The mention of Benaud hits upon a melancholy note, leading one’s mind to the decade-long succession of losses suffered in Australian sports commentary ranks, including the deaths of Benaud and his stalwart Nine colleague Tony Greig, along with those of Peter Roebuck, Tony Cozier, Max Walker, Mike Gibson, and the retirements or close to it of Bill Lawry, Kerry O’Keefe and Dennis Cometti.

“You just get used to moving on I guess,” says a philosophical Maxwell, who has overseen six decades of change in not only broadcast journalism, but the game itself, having called cricket since before the inception of World Series cricket and felt the full force of Twenty20 revolution. “Certainly with Roebuck and O’Keefe I think we had something different,” he says of the ABC dream team of the last 15 years. “Humour and knowledge on Kerry’s part and a certain insight into humanity and editorial edge with Roebuck that no-one else could provide.”
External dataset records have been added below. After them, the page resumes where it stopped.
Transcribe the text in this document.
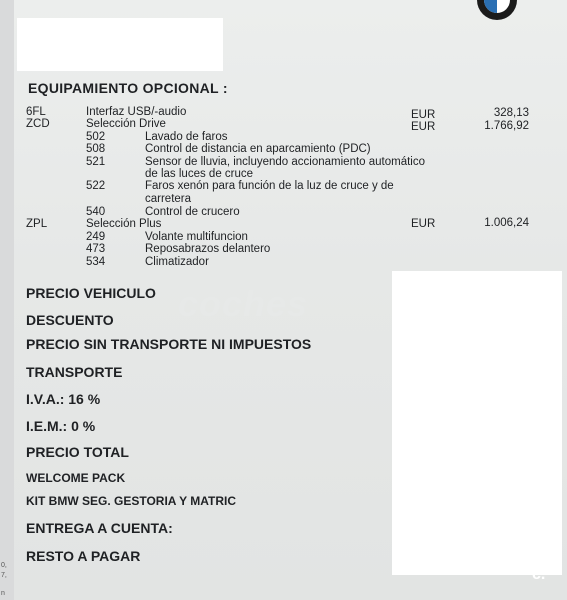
coches
EQUIPAMIENTO OPCIONAL :
6FL	Interfaz USB/-audio	EUR	328,13
ZCD	Selección Drive	EUR	1.766,92
502	Lavado de faros
508	Control de distancia en aparcamiento (PDC)
521	Sensor de lluvia, incluyendo accionamiento automático
de las luces de cruce
522	Faros xenón para función de la luz de cruce y de
carretera
540	Control de crucero
ZPL	Selección Plus	EUR	1.006,24
249	Volante multifuncion
473	Reposabrazos delantero
534	Climatizador
PRECIO VEHICULO
DESCUENTO
PRECIO SIN TRANSPORTE NI IMPUESTOS
TRANSPORTE
I.V.A.: 16 %
I.E.M.: 0 %
PRECIO TOTAL
WELCOME PACK
KIT BMW SEG. GESTORIA Y MATRIC
ENTREGA A CUENTA:
RESTO A PAGAR
c.
0,
7,
n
But it’s hard to escape the feeling that these cumulative losses are spiritual blows to the game, leaving its coverage depleted and ushering in a new era of determinedly low-brow, self-regarding broadcasting. Maxwell’s book touches upon the post-Benaud world succinctly and pointedly:

On television you are a slave to pictures – unless you are Richie Benaud. He made an art form of television commentary, establishing the idea that silence was golden. He was the king of the pregnant pause. I believe the game can carry itself. I have to say though that our friends at Sky TV in the UK do a great job of calling what they see without xenophobia or cheerleading, offering humour and knowledge without bias or in-jokes.

Maxwell says it’s telling that Channel Nine still call upon Benaud from beyond the grave, using his pre-recorded voiceovers as segues. “He hasn’t quite gone. No-one has the gravitas of Richie,” he says, but adds that Mark Nicholas is a smooth presenter and has the chops to fill that role into the future.

Perhaps Maxwell could have ended up on TV himself, but he says he always preferred the “intimate” nature of radio, and the ability to form a deeper bond with listeners, who are so much more reliant on the delivery of a compelling narrative of the game at hand.

“You’ve just got so much scope than in any other sport because of all the down time in the game,” he says. “That’s the joy of it, that you can go to other places with it. You’re running this narrative for the listeners all day and you do develop this intimacy with the audience because you’re storytelling all day. That’s the joy of Test match cricket.”

“The lesson from working and listening to McGilvray is to get yourself involved in the game. I think today, at times, it’s becoming a bit too conversational and there’s not enough of actually conveying the drama of the cricket.”

As Australia’s Test side mucks along through a middling start to the summer, it’s at least comforting for fans to know that order will soon be restored to the ABC’s radio broadcasts once Maxwell’s voice returns to the airwaves.

It’s also heartening to know that Maxwell himself is full of optimism about both his own and the game’s longevity, as per his parting words: “Test cricket has been dying for years but not even Donald Trump can kill it.” We shall soon see.